Skip to main content

Observability

Use the OpenTelemetry collector, Prometheus, and Grafana dashboards bundled in docker-compose.yml to inspect the running stack.

OpenTelemetry collector

docker-compose.yml runs otel/opentelemetry-collector-contrib configured by otel-collector-config.yaml at the repo root. The collector accepts:

4317   OTLP gRPC
4318 OTLP HTTP
8889 Prometheus metrics scrape endpoint (collector self-metrics)

The backend and the model service both ship traces and metrics to the collector via OTEL_EXPORTER_OTLP_ENDPOINT.

Model service spans and metrics

Use cases in model-service/src/application/use_cases/ wrap their work in OpenTelemetry spans. Span names follow per-method snake_case conventions; both <name>_use_case (for example detect_objects_use_case, track_objects_use_case) and use_case.<name> (for example use_case.extract_claims, use_case.synthesize_summary) are in use. Some use cases emit multiple variant spans rather than a single span per class; for example use_case.augment_ontology.local and .external, use_case.fuse_modalities.sequential / .timestamp_aligned / .native_multimodal / .hybrid, and summarize_video_with_vlm alongside summarize_video_external_api. Span attributes carry the request DTO's identifying fields (video id, persona id, model id where applicable).

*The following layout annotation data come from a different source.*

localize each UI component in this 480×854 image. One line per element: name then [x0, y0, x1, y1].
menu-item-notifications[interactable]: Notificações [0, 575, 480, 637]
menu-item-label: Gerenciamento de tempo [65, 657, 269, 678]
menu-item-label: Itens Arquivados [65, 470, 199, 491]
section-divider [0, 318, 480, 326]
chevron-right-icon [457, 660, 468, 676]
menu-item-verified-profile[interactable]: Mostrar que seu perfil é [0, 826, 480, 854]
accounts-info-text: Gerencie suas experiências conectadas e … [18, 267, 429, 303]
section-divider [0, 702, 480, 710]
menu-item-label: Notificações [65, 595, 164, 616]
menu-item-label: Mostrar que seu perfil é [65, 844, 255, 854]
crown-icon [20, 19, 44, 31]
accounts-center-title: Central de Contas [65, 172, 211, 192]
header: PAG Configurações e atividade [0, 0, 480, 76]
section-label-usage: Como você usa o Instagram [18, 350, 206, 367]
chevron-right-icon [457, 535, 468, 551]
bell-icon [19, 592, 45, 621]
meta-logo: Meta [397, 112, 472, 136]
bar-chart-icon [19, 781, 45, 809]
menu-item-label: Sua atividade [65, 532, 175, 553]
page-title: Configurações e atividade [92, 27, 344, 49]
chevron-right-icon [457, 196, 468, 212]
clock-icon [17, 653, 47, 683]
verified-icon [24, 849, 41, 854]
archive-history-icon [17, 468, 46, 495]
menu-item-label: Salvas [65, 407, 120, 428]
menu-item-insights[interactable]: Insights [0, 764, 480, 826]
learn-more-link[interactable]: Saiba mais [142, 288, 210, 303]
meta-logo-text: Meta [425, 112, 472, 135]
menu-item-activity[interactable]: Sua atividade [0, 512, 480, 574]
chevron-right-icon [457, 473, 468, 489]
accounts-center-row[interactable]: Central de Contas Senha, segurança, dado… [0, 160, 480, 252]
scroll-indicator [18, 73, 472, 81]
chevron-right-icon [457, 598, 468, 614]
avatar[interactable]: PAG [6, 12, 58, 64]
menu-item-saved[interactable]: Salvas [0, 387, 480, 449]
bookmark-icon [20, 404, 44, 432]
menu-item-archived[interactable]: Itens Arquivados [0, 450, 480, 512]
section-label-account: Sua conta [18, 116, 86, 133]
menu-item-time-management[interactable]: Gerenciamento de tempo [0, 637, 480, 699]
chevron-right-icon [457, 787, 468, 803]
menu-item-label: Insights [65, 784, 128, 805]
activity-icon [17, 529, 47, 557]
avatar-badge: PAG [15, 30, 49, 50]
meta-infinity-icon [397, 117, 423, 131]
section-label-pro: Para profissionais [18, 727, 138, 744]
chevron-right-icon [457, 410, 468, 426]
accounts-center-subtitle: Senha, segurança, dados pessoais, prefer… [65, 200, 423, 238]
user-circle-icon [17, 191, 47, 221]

Outbound adapters in model-service/src/infrastructure/adapters/outbound/ record inference metrics through the record_inference helper in infrastructure/observability/telemetry.py:

counter       model.inference.count    (monotonic; "Number of model inference calls")
histogram model.inference.duration (unit s; model inference duration in seconds)
labels task, model
counter-only result (success | error)

The counter carries task, model, and result; the duration histogram carries task and model only. The metrics surface in Prometheus through the OTel collector's :8889 exporter. The bundled Grafana dashboards (error and RBAC) do not visualize these metrics yet; query them directly through Prometheus.

Prometheus

Prometheus runs at :9090 with prometheus.yml from the repo root. Scrape targets include the OTel collector's metrics exporter on :8889. Alert rules are defined in prometheus-alerts.yml.

Grafana

Grafana runs at :3002. Dashboards live in grafana-dashboards/ in the repo root.

Frontend telemetry

The frontend posts batched traces to POST /api/telemetry/traces, which the backend forwards to the collector. This is the only way client-side spans reach the trace pipeline; direct OTLP from the browser is not used.

Logs

Each service uses Pino-style structured JSON for the backend, Python logging for the model service, and console for the frontend. There is no centralized log aggregator in the default stack; pipe docker compose logs -f <service> or attach a sidecar.